Plaintiff, Appellant

(Law Firm Sung, Attorney Kim Jung-soo, Counsel for the defendant-appellant)

Defendant, Appellee

Defendant

The judgment below

Patent Court Decision 2018Heo247 decided May 31, 2019

Text

The appeal is dismissed. The costs of appeal are assessed against the plaintiff.

Reasons

The grounds of appeal are examined.

1. Judgment on ground of appeal No. 1

The similarity of trademarks shall be determined by whether the external appearance, name, and concept of a trademark is likely to cause mistake or confusion as to the origin of goods by observing the overall, objective, and separation from the standpoint of ordinary consumers or traders. Even if there are different parts in the external appearance, name, and concept, if it is easy for ordinary consumers or traders to mislead or confuse as to the origin of goods because one is similar, it shall be deemed a similar trademark. However, even if one is similar, if a trademark as a whole can avoid mistake or confusion as to the origin clearly based on the direct perception that ordinary consumers or traders feel with respect to the trademark, it shall not be deemed similar (see Supreme Court Decision 2001Hu3415, Nov. 26, 2002, etc.).

Examining the above legal principles in light of the records, prior-registered service marks (registration number 1 omitted), composed of the instant registered trademark (registration number 1 omitted), designated goods: cosmetics, etc.) and “cosmetic retail business, etc.” (registration number 2 omitted), are identical and similar in terms of the meaning of “natural friendship”. However, the instant registered trademark is referred to as “Neman Flad,” and prior-registered service marks as “natural friendly,” and there are differences in the appearance in terms of name, and the existence of the figure portion and the difference between English and Korean. Considering the importance of the trademark’s appearance and name in the transaction of designated goods, even if the concept is similar, the two marks are clearly distinguishable from their appearance, and thus, even if similar goods and services are used together, it is difficult to see that general consumers or traders are clearly mistaken and confused about the origin of goods. Therefore, even if they are used, the instant registered service marks are similar to the instant registered trademark.

In the same purport, the lower court did not err by misapprehending the legal doctrine on determining similarity of trademarks, as otherwise in the grounds of appeal.

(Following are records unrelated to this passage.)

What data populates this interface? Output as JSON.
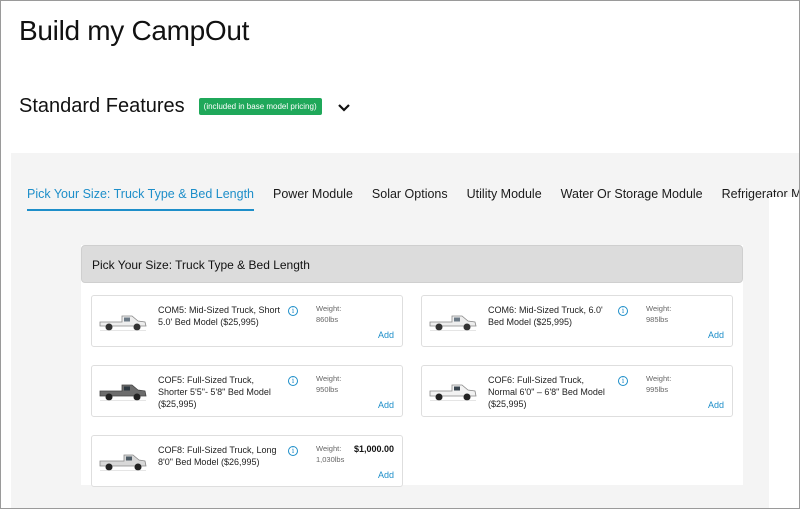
{
  "page": {
    "title": "Build my CampOut"
  },
  "features": {
    "title": "Standard Features",
    "badge": "(included in base model pricing)",
    "toggle_icon": "chevron-down-icon"
  },
  "tabs": [
    {
      "label": "Pick Your Size: Truck Type & Bed Length",
      "active": true
    },
    {
      "label": "Power Module",
      "active": false
    },
    {
      "label": "Solar Options",
      "active": false
    },
    {
      "label": "Utility Module",
      "active": false
    },
    {
      "label": "Water Or Storage Module",
      "active": false
    },
    {
      "label": "Refrigerator Module",
      "active": false
    }
  ],
  "section": {
    "title": "Pick Your Size: Truck Type & Bed Length"
  },
  "colors": {
    "accent": "#1d8ec9",
    "badge": "#1fa85a",
    "panel": "#f4f4f4",
    "header": "#dcdcdc"
  },
  "options": [
    {
      "name": "COM5: Mid-Sized Truck, Short 5.0' Bed Model ($25,995)",
      "weight_label": "Weight:",
      "weight": "860lbs",
      "price": "",
      "add_label": "Add",
      "icon": "truck-icon"
    },
    {
      "name": "COM6: Mid-Sized Truck, 6.0' Bed Model ($25,995)",
      "weight_label": "Weight:",
      "weight": "985lbs",
      "price": "",
      "add_label": "Add",
      "icon": "truck-icon"
    },
    {
      "name": "COF5: Full-Sized Truck, Shorter 5'5\"- 5'8\" Bed Model ($25,995)",
      "weight_label": "Weight:",
      "weight": "950lbs",
      "price": "",
      "add_label": "Add",
      "icon": "truck-icon"
    },
    {
      "name": "COF6: Full-Sized Truck, Normal 6'0\" – 6'8\" Bed Model ($25,995)",
      "weight_label": "Weight:",
      "weight": "995lbs",
      "price": "",
      "add_label": "Add",
      "icon": "truck-icon"
    },
    {
      "name": "COF8: Full-Sized Truck, Long 8'0\" Bed Model ($26,995)",
      "weight_label": "Weight:",
      "weight": "1,030lbs",
      "price": "$1,000.00",
      "add_label": "Add",
      "icon": "truck-icon"
    }
  ]
}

2. Judgment on ground of appeal No. 2

Whether a trademark is likely to cause mistake or confusion as to the source of goods should be determined on the basis of ordinary consumers or traders in Korea with common attention (see, e.g., Supreme Court Decisions 98Hu2627, Apr. 11, 200; 2006Hu954, Sept. 8, 2006).

Examining the reasoning of the lower judgment in light of the aforementioned legal doctrine and the record, the lower court did not err by misapprehending the legal doctrine on the subject of mistake and confusion in the source of goods.

3. Conclusion

Therefore, the appeal is dismissed, and the costs of appeal are assessed against the losing party. It is so decided as per Disposition by the assent of all participating Justices.